I installed Diversion. So far no adds blocked. I'm assuming I need to import the cert. Ummm how do I do that? Thanks.

 

[heslo]

Please excuse my ignorance:

I installed Diversion. So far no adds blocked. I'm assuming I need to import the cert. Ummm how do I do that? Thanks.

Navigate to http://192.168.50.2/ca.crt in your web browser and save that cert

 

[repeater]

Dude how did you know the IP I chose? Blowing my mind.

Thanks.

 

[repeater]

Not working for some reason. Would using a Mac be the issue? Tried Safari and Firefox. I refuse to use Chrome.

 

[L&LD]

Try using Edge Chromium then?

 

[thelonelycoder]

Please excuse my ignorance:

I installed Diversion. So far no adds blocked. I'm assuming I need to import the cert. Ummm how do I do that? Thanks.

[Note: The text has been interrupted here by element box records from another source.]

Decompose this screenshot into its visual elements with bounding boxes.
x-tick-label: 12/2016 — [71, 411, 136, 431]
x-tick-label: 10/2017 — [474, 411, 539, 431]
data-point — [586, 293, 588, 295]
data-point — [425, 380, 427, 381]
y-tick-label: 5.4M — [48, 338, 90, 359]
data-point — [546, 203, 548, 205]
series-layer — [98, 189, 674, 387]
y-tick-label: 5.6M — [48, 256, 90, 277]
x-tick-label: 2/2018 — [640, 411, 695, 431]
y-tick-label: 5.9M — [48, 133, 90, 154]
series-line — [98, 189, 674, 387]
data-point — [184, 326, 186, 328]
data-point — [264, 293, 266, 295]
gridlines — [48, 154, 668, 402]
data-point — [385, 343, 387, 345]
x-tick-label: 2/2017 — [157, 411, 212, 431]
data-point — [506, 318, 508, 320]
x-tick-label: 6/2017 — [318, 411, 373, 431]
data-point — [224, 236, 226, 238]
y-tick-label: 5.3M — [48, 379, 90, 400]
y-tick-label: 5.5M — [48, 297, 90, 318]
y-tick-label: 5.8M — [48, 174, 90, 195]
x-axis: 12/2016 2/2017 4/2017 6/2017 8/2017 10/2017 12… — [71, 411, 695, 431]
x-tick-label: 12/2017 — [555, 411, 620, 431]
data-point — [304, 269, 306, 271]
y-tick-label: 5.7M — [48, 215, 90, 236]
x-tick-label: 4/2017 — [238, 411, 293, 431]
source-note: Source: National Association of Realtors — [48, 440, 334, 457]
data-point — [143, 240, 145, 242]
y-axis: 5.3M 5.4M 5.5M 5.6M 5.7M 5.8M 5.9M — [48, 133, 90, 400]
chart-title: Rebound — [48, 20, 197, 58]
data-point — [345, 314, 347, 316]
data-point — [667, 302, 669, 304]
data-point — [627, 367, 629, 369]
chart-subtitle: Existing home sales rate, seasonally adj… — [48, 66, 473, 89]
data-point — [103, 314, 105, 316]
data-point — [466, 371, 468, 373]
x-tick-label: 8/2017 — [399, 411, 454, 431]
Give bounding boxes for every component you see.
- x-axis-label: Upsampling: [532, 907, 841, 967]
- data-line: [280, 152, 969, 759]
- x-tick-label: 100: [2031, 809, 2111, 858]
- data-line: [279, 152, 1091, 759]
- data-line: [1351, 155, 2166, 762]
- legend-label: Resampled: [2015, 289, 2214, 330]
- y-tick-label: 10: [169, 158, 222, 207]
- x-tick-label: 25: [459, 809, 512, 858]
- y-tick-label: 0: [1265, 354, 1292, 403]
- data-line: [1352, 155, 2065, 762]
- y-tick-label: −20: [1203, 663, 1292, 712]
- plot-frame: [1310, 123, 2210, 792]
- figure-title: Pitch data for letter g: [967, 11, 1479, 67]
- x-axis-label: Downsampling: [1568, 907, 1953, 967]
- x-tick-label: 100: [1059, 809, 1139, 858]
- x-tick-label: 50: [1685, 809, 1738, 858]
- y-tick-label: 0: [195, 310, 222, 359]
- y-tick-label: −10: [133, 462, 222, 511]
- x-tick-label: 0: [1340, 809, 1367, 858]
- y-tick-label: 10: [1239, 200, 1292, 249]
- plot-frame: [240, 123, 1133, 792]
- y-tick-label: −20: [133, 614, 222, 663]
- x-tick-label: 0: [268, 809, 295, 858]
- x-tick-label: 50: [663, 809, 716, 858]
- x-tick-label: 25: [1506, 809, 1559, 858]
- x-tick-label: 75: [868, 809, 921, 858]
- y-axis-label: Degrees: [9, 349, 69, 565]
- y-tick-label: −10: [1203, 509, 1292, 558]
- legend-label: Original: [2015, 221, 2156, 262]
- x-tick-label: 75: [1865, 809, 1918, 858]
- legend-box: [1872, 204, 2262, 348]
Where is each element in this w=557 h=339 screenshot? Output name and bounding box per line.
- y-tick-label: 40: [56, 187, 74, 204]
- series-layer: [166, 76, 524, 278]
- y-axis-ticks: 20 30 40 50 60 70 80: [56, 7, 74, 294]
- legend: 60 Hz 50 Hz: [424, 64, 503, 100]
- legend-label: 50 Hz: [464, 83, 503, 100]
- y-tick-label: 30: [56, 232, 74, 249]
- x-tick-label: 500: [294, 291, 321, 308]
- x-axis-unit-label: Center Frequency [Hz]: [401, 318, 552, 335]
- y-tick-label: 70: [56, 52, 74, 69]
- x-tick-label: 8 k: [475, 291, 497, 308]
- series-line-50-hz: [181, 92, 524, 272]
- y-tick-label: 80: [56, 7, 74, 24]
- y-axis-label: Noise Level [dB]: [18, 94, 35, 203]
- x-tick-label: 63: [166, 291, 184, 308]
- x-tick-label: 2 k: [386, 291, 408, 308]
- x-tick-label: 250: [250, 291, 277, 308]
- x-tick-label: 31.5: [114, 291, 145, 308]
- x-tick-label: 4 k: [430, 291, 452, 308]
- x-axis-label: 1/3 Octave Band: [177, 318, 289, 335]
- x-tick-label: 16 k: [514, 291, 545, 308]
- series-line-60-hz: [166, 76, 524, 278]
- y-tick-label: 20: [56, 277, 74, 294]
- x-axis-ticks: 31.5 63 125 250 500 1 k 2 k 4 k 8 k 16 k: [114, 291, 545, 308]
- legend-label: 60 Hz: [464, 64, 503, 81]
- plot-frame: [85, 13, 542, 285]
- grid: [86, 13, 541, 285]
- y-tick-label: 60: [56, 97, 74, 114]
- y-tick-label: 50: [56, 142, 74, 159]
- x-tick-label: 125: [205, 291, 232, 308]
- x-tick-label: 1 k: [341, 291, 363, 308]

Know that the ads count on the SSH UI is updated twice daily. Run ac to count them manually.

 

[doublehd]

Add the URL in diversion under b, 1, 2, 1 menu options.

____________________________________________________



1. Add hosts list
2. Remove hosts list
3. Disable hosts list
4. Enable hosts list

Enter selection [1-2 e=Exit] 1

  i  Hosts list can be in "IP domain" pair or
     domain only format.

Paste web address and press [Enter]

Enter hosts list  [q=Quit]  https://raw.githubusercontent.com/privacy-protection-tools/anti-AD/master/anti-ad-domains.txt

Just wondering,is my hostlists on the right track ?Thanks alot for help.